Nous avons désormais la réponse. La morale est apparue comme une solution au problème posé par la coopération, comme le moyen d’éviter la Tragédie des biens communs :
La morale est un ensemble d’adaptations psychologiques qui permet à des individus naturellement égoïstes de tirer avantage de la coopération.

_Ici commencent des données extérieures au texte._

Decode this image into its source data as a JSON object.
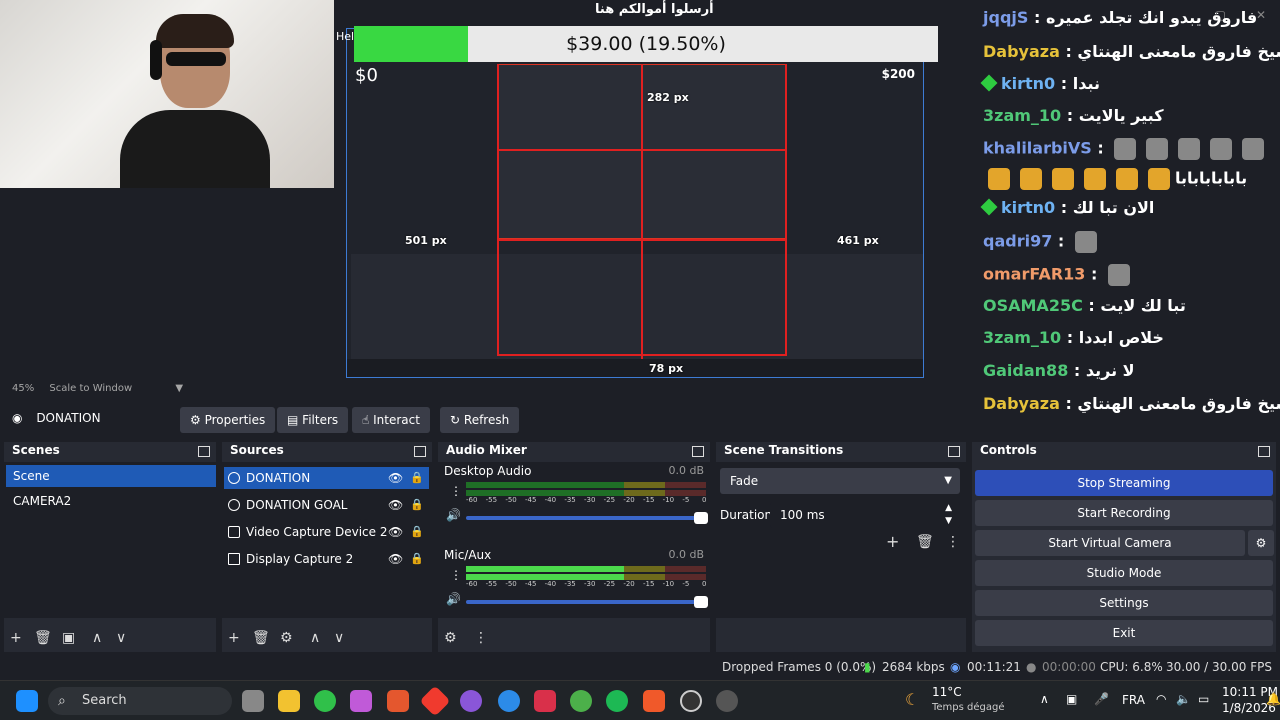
{
  "preview": {
    "donation_title": "أرسلوا أموالكم هنا",
    "donation_amount": "$39.00 (19.50%)",
    "donation_progress": 0.195,
    "goal_min_label": "Hel",
    "capture_min": "$0",
    "capture_max": "$200",
    "px_labels": [
      "501 px",
      "282 px",
      "461 px",
      "78 px"
    ]
  },
  "chat": {
    "messages": [
      {
        "user": "jqqjS",
        "color": "#7c9ce8",
        "text": "فاروق يبدو انك تجلد عميره"
      },
      {
        "user": "Dabyaza",
        "color": "#e6c23a",
        "text": "يا شيخ فاروق مامعنى الهنتاي"
      },
      {
        "user": "kirtn0",
        "color": "#6eb2f2",
        "text": "نبدا"
      },
      {
        "user": "3zam_10",
        "color": "#50c878",
        "text": "كبير يالايت"
      },
      {
        "user": "khalilarbiVS",
        "color": "#7c9ce8",
        "text": "بابابابابابا"
      },
      {
        "user": "kirtn0",
        "color": "#6eb2f2",
        "text": "الان تبا لك"
      },
      {
        "user": "qadri97",
        "color": "#7c9ce8",
        "text": ""
      },
      {
        "user": "omarFAR13",
        "color": "#f09b6a",
        "text": ""
      },
      {
        "user": "OSAMA25C",
        "color": "#50c878",
        "text": "تبا لك لايت"
      },
      {
        "user": "3zam_10",
        "color": "#50c878",
        "text": "خلاص ابددا"
      },
      {
        "user": "Gaidan88",
        "color": "#50c878",
        "text": "لا نريد"
      },
      {
        "user": "Dabyaza",
        "color": "#e6c23a",
        "text": "يا شيخ فاروق مامعنى الهنتاي"
      }
    ]
  },
  "scale": {
    "zoom": "45%",
    "mode": "Scale to Window"
  },
  "source_toolbar": {
    "source_name": "DONATION",
    "properties": "Properties",
    "filters": "Filters",
    "interact": "Interact",
    "refresh": "Refresh"
  },
  "scenes": {
    "title": "Scenes",
    "items": [
      "Scene",
      "CAMERA2"
    ]
  },
  "sources": {
    "title": "Sources",
    "items": [
      "DONATION",
      "DONATION GOAL",
      "Video Capture Device 2",
      "Display Capture 2"
    ]
  },
  "mixer": {
    "title": "Audio Mixer",
    "channels": [
      {
        "name": "Desktop Audio",
        "db": "0.0 dB",
        "level": 0
      },
      {
        "name": "Mic/Aux",
        "db": "0.0 dB",
        "level": 0.66
      }
    ],
    "ticks": [
      "-60",
      "-55",
      "-50",
      "-45",
      "-40",
      "-35",
      "-30",
      "-25",
      "-20",
      "-15",
      "-10",
      "-5",
      "0"
    ]
  },
  "transitions": {
    "title": "Scene Transitions",
    "selected": "Fade",
    "duration_label": "Duration",
    "duration_value": "100 ms"
  },
  "controls": {
    "title": "Controls",
    "buttons": [
      "Stop Streaming",
      "Start Recording",
      "Start Virtual Camera",
      "Studio Mode",
      "Settings",
      "Exit"
    ]
  },
  "status": {
    "dropped": "Dropped Frames 0 (0.0%)",
    "bitrate": "2684 kbps",
    "stream_time": "00:11:21",
    "rec_time": "00:00:00",
    "cpu": "CPU: 6.8%",
    "fps": "30.00 / 30.00 FPS"
  },
  "taskbar": {
    "search": "Search",
    "weather_temp": "11°C",
    "weather_desc": "Temps dégagé",
    "lang": "FRA",
    "time": "10:11 PM",
    "date": "1/8/2026"
  }
}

Comment la morale y parvient-elle ? Nous répondrons à cette question plus en détail dans le chapitre suivant, mais voici l’idée générale : L’essence de la morale est l’altruisme, le désintéressement et l’idée qu’il faut accepter de payer de sa poche pour les autres. Les bergers égoïstes continueront à rajouter des bêtes à leur troupeau jusqu’à ce que le prix à payer individuellement devienne supérieur aux bénéfices individuels, ce qui, comme nous l’avons vu, conduit à la ruine. Les bergers moraux quant à eux, pourront vouloir limiter la taille de leur troupeau en pensant aux autres, même si de telles restrictions leur imposent un sacrifice personnel. Ainsi, parce qu’ils sont prêts à faire passer Nous avant Moi, ce groupe de bergers sensibles à la morale peut éviter la Tragédie des biens communs et continuer à prospérer.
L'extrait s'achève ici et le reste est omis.